Еще немного — и Камилла захлопала бы в ладоши. Она уже представила себе, как ступает из лодки на неизведанный берег, где ее ждут удивительные приключения…

— Папа, мама, мы поедем туда, правда? Было бы замечательно поехать за границу, я просто мечтаю об этом! И если Феликс нас приглашает…

Мари, которая уже чувствовала себя очень уставшей, сказала примирительным тоном:

— Посмотрим, Камилла, поживем — увидим. Какой оживленный у нас получился вечер! Теперь же, я думаю, пора укладываться спать. Доброй ночи, Поль! До завтра, Феликс!

— Турлу! — отозвался тот.

Мари, Камилла и Адриан застыли от удивления на первых ступеньках лестницы, ведущей на второй этаж. Увидев их лица, Поль расхохотался.

— Я совсем забыл вам сказать, что у наших соседей из-за океана презабавная манера здороваться и прощаться. Вместо «До свидания!» типичный канадец скажет «Турлу!». В этом слове — все самые лучшие чувства, которые испытывает к вам собеседник. Оригинально, не так ли?

Члены семейства Меснье обменялись лукавыми взглядами и хором произнесли:

— Турлу, Феликс!

Камилла прыснула, но Мари с беспокойством посмотрела на дверь бывшей гостиной, которая стала теперь обычной жилой комнатой. Она сказала тихо:

— Чш! Тише! Я совсем забыла о нашей Нанетт. Не будем ее будить. Слава Богу, сегодня она легла пораньше, а то бы своим ворчанием испортила нам вечер. Наша славная Нан и слова не хочет слышать о войне!

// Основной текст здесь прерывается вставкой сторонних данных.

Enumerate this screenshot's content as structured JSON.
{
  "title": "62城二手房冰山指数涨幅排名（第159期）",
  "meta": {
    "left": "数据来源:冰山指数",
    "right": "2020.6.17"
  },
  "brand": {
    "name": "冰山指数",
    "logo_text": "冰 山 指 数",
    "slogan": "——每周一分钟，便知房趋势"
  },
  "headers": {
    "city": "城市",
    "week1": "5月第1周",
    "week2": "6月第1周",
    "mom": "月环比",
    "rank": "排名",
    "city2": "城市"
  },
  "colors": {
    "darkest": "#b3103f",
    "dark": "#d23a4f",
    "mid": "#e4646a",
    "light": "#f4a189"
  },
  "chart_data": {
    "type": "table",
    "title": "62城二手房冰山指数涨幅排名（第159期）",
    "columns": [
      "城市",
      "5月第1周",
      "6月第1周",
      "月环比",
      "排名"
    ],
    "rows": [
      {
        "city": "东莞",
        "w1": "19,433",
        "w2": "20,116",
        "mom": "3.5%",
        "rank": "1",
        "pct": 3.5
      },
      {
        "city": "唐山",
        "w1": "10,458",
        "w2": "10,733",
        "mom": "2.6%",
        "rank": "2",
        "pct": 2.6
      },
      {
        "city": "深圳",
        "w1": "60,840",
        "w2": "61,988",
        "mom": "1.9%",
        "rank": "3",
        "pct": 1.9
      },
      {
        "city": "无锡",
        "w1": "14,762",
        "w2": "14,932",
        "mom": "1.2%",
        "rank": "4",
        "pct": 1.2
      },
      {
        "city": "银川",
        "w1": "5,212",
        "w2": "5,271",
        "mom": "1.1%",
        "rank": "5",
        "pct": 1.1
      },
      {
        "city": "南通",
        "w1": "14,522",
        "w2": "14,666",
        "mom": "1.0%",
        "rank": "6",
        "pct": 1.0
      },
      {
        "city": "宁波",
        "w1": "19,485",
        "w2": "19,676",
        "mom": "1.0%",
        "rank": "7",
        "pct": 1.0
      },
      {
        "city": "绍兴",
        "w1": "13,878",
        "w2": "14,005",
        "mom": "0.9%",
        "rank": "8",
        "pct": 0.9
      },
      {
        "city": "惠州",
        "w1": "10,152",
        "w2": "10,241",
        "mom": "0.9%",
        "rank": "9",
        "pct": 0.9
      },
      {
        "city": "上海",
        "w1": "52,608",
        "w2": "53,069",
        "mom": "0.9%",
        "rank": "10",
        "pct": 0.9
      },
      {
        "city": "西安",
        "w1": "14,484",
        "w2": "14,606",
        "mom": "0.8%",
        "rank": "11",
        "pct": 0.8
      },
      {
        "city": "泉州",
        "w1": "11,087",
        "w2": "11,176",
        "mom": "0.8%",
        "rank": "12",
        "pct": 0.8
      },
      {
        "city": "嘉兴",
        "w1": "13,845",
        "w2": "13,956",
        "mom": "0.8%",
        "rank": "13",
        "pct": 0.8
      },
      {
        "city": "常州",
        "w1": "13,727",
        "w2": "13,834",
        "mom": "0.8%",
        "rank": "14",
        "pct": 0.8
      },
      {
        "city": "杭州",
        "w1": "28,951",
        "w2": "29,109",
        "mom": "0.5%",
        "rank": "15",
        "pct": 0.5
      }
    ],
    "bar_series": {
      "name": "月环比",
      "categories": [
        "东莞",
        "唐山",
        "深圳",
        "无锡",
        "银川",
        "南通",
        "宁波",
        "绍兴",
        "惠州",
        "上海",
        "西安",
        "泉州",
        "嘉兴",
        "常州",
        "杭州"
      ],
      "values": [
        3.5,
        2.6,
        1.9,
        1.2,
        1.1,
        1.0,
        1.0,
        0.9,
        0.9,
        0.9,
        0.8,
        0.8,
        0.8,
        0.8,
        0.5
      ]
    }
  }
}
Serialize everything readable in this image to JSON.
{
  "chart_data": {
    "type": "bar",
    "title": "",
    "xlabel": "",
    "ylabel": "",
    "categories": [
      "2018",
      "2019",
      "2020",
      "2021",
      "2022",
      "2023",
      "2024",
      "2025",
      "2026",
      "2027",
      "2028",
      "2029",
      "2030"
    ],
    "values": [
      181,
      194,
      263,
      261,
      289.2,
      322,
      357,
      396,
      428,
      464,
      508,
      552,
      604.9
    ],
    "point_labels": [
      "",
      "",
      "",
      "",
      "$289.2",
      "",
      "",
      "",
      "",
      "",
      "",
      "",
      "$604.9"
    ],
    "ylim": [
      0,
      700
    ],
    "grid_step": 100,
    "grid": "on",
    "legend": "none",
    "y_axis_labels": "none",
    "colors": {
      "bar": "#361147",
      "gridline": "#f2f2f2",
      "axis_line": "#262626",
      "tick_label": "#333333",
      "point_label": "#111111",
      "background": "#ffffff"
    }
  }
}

Они молча разошлись по своим комнатам. Очень скоро солидный особняк доктора Меснье, расположенный на центральной площади городка, погрузился в темноту.

Мари долго не могла уснуть. Она еще не вполне оправилась от пережитого во сне ужаса и потому думала о жестокостях войны, которая стольких одела в траур и так сильно потрясла всю страну. На сердце у нее было тяжело. В памяти всплыли знакомые строки:

Долгие песни

Скрипки осенней,

Зов неотвязный

Сердце мне ранят,

Думы туманят

Однообразно.[2]



Строки из стихотворения Поля Верлена, которое ее ученицы заучивали на память, внезапно вызвали у нее желание заплакать. Эти строчки стали зашифрованным посланием, которое передали по Би-би-си, чтобы сообщить слушателям о высадке союзников в Нормандии. Сердца слышавших их французов заставила трепетать надежда: их скоро освободят! Во всех домах Франции, где было радио, нарастало нетерпение, в то время как на берегах Атлантики готовились сражаться насмерть.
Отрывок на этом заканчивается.